KITTED OUT: Tokelo Mosuwe, 10, who will be in Grade 4 this year at Northridge Primary School, shops for his stationery.
Picture: Jacques Naude
African News Agency/ANA
Stationery can be a daunting expense if you don’t do your homework. As children across the country prepare to return to school next week, parents will be facing price hikes that the new school year presents, including the cost of stationery.

Stores have been abuzz this week with parents and children doing last-minute shopping.

Nomvelo Mbenya, whose three children, aged seven to 13, attend Glenstantia Primary School in Pretoria, said the cost of stationery items had been on the rise since 2014.

“I often hear how people complain about school uniforms, but another dent in our pockets which is often overlooked is stationery. Those chair bags, Pritt glues and pastels are now costly."

Some parents said they had observed an increase in stationery prices, but Mecca Stationery, a shop in the Pretoria CBD, said the rise and fall of the rand had an impact on the price of school stationery.

Some schools don't provide stationery, and a parent with a child going to school on Wednesday might find themselves forking out more than R800 on stationery alone.

An average cost taken from a comparison of four schools' stationery list requirements for Grade 1 to Grade 12 classes totalled R950.

Janine Shannon, a mother of a Grade 6 learner at Robert Hicks Primary School, said although her son would be using some of the stationery from last year, the cost this year was higher than it was last year.

“You don’t have to buy everything on the list, but for every grade the children are expected to have different things. The higher the grade, the more expensive the items,” she said.

Another parent, Sheila Lumpur, said she has had to cut down on expenditures to cope with these increments. “Every year I have a budget, but I was shocked that the prices have gone up so much.”

Lebogany Mosuwe, whose 10-year-old son Tokelo attends Northridge Primary School, said back-to-school supplies, particularly stationery, had changed considerably in recent years, and were now marketed as “fashionable” items.

She felt they allowed kids to express themselves, but others argued that they detracted from learning and were a waste of money.

Bidvest Waltons is one of the country’s leading providers of school and office supplies.

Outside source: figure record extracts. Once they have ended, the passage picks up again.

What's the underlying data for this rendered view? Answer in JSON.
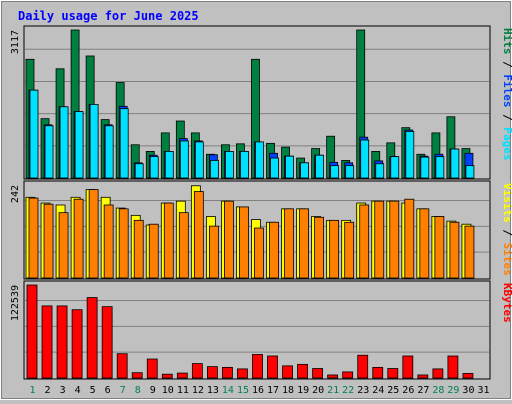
{
  "chart_data": {
    "type": "bar",
    "title": "Daily usage for June 2025",
    "categories": [
      "1",
      "2",
      "3",
      "4",
      "5",
      "6",
      "7",
      "8",
      "9",
      "10",
      "11",
      "12",
      "13",
      "14",
      "15",
      "16",
      "17",
      "18",
      "19",
      "20",
      "21",
      "22",
      "23",
      "24",
      "25",
      "26",
      "27",
      "28",
      "29",
      "30",
      "31"
    ],
    "weekend_days": [
      "1",
      "7",
      "8",
      "14",
      "15",
      "21",
      "22",
      "28",
      "29"
    ],
    "panels": [
      {
        "id": "hits_files_pages",
        "max_label": "3117",
        "ylim": [
          0,
          3117
        ],
        "side_label": [
          "Pages",
          "Files",
          "Hits"
        ],
        "series": [
          {
            "name": "Hits",
            "color": "#008040",
            "values": [
              2500,
              1250,
              2300,
              3117,
              2570,
              1230,
              2010,
              700,
              560,
              950,
              1200,
              950,
              500,
              700,
              720,
              2500,
              730,
              650,
              420,
              620,
              880,
              370,
              3117,
              560,
              740,
              1060,
              500,
              950,
              1290,
              620,
              0
            ]
          },
          {
            "name": "Files",
            "color": "#0040ff",
            "values": [
              1850,
              1120,
              1500,
              1400,
              1550,
              1120,
              1510,
              320,
              480,
              560,
              830,
              780,
              490,
              560,
              560,
              760,
              520,
              460,
              320,
              480,
              330,
              320,
              860,
              360,
              450,
              1010,
              460,
              500,
              610,
              520,
              0
            ]
          },
          {
            "name": "Pages",
            "color": "#00e0ff",
            "values": [
              1850,
              1100,
              1500,
              1400,
              1550,
              1100,
              1460,
              300,
              450,
              560,
              780,
              760,
              370,
              560,
              560,
              760,
              420,
              460,
              320,
              480,
              260,
              260,
              800,
              300,
              450,
              980,
              440,
              450,
              610,
              260,
              0
            ]
          }
        ]
      },
      {
        "id": "visits_sites",
        "max_label": "242",
        "ylim": [
          0,
          242
        ],
        "side_label": [
          "Sites",
          "Visits"
        ],
        "series": [
          {
            "name": "Visits",
            "color": "#ffff00",
            "values": [
              210,
              195,
              190,
              210,
              230,
              210,
              182,
              163,
              138,
              195,
              200,
              240,
              160,
              200,
              185,
              152,
              145,
              180,
              180,
              160,
              150,
              150,
              195,
              200,
              200,
              195,
              180,
              160,
              148,
              140,
              0
            ]
          },
          {
            "name": "Sites",
            "color": "#ff8000",
            "values": [
              208,
              192,
              170,
              205,
              230,
              190,
              180,
              150,
              140,
              195,
              170,
              225,
              135,
              200,
              185,
              130,
              145,
              180,
              180,
              158,
              150,
              145,
              190,
              200,
              200,
              205,
              180,
              160,
              145,
              135,
              0
            ]
          }
        ]
      },
      {
        "id": "kbytes",
        "max_label": "122539",
        "ylim": [
          0,
          122539
        ],
        "side_label": [
          "KBytes"
        ],
        "series": [
          {
            "name": "KBytes",
            "color": "#ff0000",
            "values": [
              122539,
              95000,
              95000,
              90000,
              106000,
              94000,
              32000,
              7000,
              25000,
              5000,
              6500,
              19000,
              15000,
              14000,
              12000,
              31000,
              29000,
              16000,
              18000,
              12500,
              4000,
              8000,
              30000,
              14000,
              12500,
              29000,
              4000,
              12000,
              29000,
              6000,
              0
            ]
          }
        ]
      }
    ]
  }
}
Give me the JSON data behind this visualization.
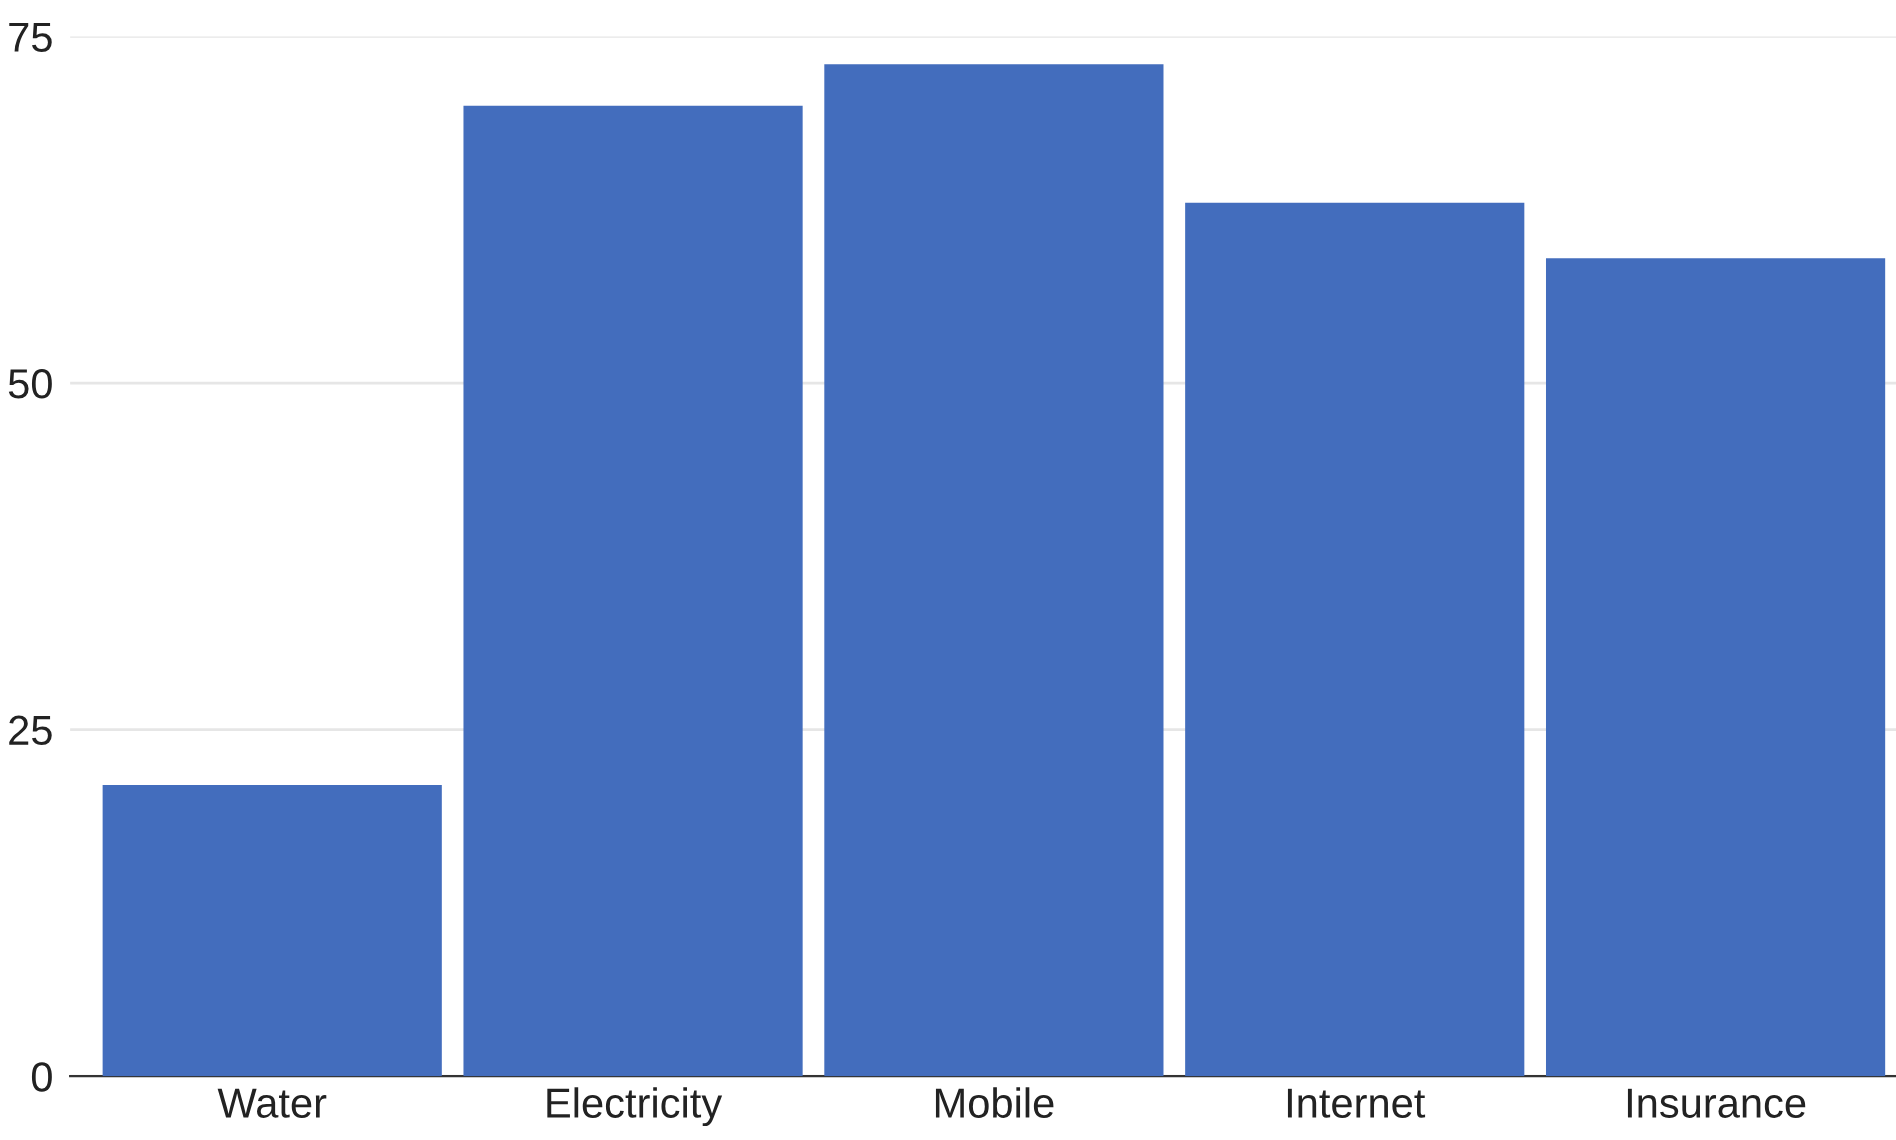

A quick browse of their website takes you to the My Back2School page, where you can find the “recommended stationery (not school-specific)" for every grade.

If you were to buy all the recommended items for Grade 1 it would come to R1377.

Gauteng Education Department spokesperson Steve Mabona said learning and teaching support material (textbooks and stationery) was budgeted for all schools.

“Schools complete requisition forms based on their individual needs using the allocated budget," he said.”